Donnerstag , 6. August 2020
Die zweifache Olympiasiegerin Kristina Vogel, seit einem Trainingsunfall 2018 querschnittsgelähmt, hat eine Gastrolle bei den Roten Rosen. Die Folgen sind ab 10. September zu sehen. Foto: be

Premiere für die Olympiasiegerin

Lüneburg. Wenn Pia Richter sich nach einem Disput mit ihrer Mutter Astrid in Lüneburg über das holprige Kopfsteinpflaster gequält hat, die Szene im Kasten ist und die Regisseurin zufrieden den Daumen in die Höhe streckt, kann Clara Apel aufstehen und ihren Rollstuhl zur Seite stellen.
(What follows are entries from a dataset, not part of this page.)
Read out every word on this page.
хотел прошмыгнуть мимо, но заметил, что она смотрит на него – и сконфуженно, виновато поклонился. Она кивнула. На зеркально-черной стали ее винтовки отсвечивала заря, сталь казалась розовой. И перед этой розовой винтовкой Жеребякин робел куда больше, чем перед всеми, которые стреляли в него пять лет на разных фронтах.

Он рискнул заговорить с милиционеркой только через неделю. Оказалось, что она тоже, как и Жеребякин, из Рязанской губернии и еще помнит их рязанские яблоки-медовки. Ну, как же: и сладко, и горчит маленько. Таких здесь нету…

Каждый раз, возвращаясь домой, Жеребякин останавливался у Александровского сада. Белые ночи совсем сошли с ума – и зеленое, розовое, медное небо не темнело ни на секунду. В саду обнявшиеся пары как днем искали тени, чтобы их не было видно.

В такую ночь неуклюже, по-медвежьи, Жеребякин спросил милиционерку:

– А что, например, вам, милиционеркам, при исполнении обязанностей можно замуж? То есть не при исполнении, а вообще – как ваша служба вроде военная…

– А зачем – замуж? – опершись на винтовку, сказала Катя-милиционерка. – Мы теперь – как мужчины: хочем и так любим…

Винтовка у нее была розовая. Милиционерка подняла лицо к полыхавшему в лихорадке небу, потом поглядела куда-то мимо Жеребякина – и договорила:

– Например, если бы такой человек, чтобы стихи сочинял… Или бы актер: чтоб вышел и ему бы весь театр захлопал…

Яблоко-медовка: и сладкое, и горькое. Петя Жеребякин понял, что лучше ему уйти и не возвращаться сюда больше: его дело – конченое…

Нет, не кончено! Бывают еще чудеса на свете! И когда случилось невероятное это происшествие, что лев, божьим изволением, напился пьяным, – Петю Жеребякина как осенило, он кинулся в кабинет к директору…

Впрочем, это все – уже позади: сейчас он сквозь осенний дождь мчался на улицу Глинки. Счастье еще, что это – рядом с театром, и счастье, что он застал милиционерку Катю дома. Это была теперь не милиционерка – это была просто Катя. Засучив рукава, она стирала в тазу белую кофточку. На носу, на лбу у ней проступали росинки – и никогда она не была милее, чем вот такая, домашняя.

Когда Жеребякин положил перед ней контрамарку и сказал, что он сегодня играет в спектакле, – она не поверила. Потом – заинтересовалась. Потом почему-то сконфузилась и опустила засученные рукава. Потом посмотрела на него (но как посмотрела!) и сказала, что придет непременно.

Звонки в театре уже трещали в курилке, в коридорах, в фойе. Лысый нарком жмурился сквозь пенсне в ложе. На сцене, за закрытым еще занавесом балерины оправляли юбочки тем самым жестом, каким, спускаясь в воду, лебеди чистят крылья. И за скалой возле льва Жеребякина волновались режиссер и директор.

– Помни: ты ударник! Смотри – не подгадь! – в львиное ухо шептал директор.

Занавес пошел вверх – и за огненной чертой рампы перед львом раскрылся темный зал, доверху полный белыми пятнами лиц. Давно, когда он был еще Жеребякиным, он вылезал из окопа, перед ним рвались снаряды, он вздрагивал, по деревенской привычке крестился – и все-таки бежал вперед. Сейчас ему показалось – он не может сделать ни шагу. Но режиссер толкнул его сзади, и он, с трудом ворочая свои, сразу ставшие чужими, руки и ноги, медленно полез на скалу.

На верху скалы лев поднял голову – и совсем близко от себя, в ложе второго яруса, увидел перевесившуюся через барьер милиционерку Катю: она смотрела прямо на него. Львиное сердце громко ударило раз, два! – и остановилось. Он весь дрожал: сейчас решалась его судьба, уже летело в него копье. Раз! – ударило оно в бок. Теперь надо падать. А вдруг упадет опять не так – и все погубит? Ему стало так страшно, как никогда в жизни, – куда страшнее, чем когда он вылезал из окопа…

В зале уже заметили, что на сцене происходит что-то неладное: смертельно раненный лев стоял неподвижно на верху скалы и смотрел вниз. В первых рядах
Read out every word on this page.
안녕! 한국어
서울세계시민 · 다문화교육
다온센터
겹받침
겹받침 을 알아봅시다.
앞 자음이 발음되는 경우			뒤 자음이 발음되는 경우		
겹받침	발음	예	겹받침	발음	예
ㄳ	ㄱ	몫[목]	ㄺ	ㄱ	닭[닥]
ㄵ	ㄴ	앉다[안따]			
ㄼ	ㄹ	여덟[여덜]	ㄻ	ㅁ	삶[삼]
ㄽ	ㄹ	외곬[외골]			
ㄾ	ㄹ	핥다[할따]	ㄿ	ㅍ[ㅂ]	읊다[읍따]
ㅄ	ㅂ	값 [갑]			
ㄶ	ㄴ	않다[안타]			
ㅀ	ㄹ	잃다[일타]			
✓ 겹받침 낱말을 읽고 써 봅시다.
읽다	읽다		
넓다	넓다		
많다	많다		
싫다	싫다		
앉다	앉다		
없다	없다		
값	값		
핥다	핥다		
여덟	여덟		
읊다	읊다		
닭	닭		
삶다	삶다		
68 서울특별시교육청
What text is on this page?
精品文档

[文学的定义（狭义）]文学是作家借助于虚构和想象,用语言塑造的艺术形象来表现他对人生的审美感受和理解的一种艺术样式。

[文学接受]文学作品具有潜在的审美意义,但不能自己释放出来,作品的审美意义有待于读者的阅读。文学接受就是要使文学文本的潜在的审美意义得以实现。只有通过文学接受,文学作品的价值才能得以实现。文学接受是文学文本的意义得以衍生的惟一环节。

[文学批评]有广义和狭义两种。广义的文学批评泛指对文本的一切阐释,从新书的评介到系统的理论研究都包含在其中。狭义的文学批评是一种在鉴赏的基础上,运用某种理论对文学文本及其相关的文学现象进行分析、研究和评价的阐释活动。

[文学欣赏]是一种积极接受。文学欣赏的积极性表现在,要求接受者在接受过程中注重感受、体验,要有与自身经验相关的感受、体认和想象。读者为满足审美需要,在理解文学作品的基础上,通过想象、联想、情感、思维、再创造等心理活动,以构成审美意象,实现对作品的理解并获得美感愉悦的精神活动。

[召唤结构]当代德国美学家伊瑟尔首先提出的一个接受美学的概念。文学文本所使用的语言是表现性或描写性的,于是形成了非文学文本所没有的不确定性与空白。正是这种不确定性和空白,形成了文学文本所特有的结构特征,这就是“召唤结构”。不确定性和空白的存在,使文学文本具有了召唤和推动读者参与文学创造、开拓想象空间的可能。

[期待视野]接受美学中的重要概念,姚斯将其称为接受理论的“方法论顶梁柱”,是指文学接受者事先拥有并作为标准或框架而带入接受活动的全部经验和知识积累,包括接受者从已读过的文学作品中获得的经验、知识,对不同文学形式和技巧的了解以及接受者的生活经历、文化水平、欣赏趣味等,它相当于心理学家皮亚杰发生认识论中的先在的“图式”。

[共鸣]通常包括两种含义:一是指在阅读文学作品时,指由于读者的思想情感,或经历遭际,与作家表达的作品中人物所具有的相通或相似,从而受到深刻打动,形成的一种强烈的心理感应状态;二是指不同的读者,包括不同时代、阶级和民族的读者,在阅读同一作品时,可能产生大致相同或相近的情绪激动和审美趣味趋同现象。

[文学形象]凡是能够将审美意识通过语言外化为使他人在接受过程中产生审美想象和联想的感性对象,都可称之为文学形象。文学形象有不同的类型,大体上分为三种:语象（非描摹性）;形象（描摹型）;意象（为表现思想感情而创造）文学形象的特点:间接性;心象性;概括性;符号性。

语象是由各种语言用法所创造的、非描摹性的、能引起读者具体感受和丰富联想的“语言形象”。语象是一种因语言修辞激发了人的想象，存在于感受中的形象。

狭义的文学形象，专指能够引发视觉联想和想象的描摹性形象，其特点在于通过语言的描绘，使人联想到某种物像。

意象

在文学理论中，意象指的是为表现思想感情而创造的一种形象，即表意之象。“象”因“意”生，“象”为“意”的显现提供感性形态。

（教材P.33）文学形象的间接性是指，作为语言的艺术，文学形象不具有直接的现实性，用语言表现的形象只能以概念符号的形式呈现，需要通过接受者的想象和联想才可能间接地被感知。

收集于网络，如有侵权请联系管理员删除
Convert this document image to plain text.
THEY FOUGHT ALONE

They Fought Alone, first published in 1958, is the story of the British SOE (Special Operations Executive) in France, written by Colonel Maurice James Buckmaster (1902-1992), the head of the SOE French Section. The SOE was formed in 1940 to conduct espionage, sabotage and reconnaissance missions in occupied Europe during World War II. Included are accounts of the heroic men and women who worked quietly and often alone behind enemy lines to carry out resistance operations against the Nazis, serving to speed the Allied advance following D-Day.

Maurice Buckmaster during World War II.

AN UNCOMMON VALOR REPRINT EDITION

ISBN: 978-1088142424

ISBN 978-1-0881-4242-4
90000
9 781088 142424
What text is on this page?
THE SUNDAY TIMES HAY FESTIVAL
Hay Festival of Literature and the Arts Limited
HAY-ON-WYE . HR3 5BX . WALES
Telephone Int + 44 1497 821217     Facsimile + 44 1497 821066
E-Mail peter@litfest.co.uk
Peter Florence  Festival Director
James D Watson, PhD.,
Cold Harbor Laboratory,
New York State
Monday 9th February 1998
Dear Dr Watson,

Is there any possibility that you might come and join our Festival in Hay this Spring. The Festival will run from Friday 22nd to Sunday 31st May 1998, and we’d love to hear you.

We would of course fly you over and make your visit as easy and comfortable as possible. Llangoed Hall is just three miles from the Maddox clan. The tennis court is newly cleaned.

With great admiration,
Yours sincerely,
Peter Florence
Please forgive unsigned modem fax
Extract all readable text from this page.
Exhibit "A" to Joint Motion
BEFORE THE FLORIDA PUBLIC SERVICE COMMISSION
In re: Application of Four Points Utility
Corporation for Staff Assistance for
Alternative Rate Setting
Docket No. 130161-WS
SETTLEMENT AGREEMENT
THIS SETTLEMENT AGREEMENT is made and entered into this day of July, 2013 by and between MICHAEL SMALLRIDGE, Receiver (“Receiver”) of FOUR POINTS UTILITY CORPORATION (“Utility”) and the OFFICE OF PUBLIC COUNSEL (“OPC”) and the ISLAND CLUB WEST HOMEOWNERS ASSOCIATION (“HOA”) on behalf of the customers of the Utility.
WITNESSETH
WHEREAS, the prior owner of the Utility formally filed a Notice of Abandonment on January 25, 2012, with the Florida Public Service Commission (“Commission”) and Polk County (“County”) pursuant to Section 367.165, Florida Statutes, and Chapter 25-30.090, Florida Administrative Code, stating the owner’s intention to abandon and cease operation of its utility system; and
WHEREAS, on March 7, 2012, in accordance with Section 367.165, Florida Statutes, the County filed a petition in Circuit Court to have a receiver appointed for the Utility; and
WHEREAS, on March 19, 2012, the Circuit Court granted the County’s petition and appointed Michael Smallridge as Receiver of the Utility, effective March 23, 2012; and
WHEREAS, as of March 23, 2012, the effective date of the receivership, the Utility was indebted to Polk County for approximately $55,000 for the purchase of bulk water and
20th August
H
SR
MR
Die 18-Jährige ist nur in ihrer Rolle als Pia bei den Rosen eingeschränkt, im realen Leben kann sie rennen und springen, wie es die meisten anderen jungen Frauen ihres Alters auch tun. Als Kristina Vogel in dieser Woche im Wasserviertel für die Roten Rosen drehte, war für sie auch die Zeit nach den Szenen eine Herausforderung. Denn die einst so erfolgreiche Sportlerin ist seit zwei Jahren querschnittsgelähmt. Und im Rollstuhl kann auch eine Bordsteinkante schon mal zum gefährlichen Hindernis werden, erst recht wenn es regnet.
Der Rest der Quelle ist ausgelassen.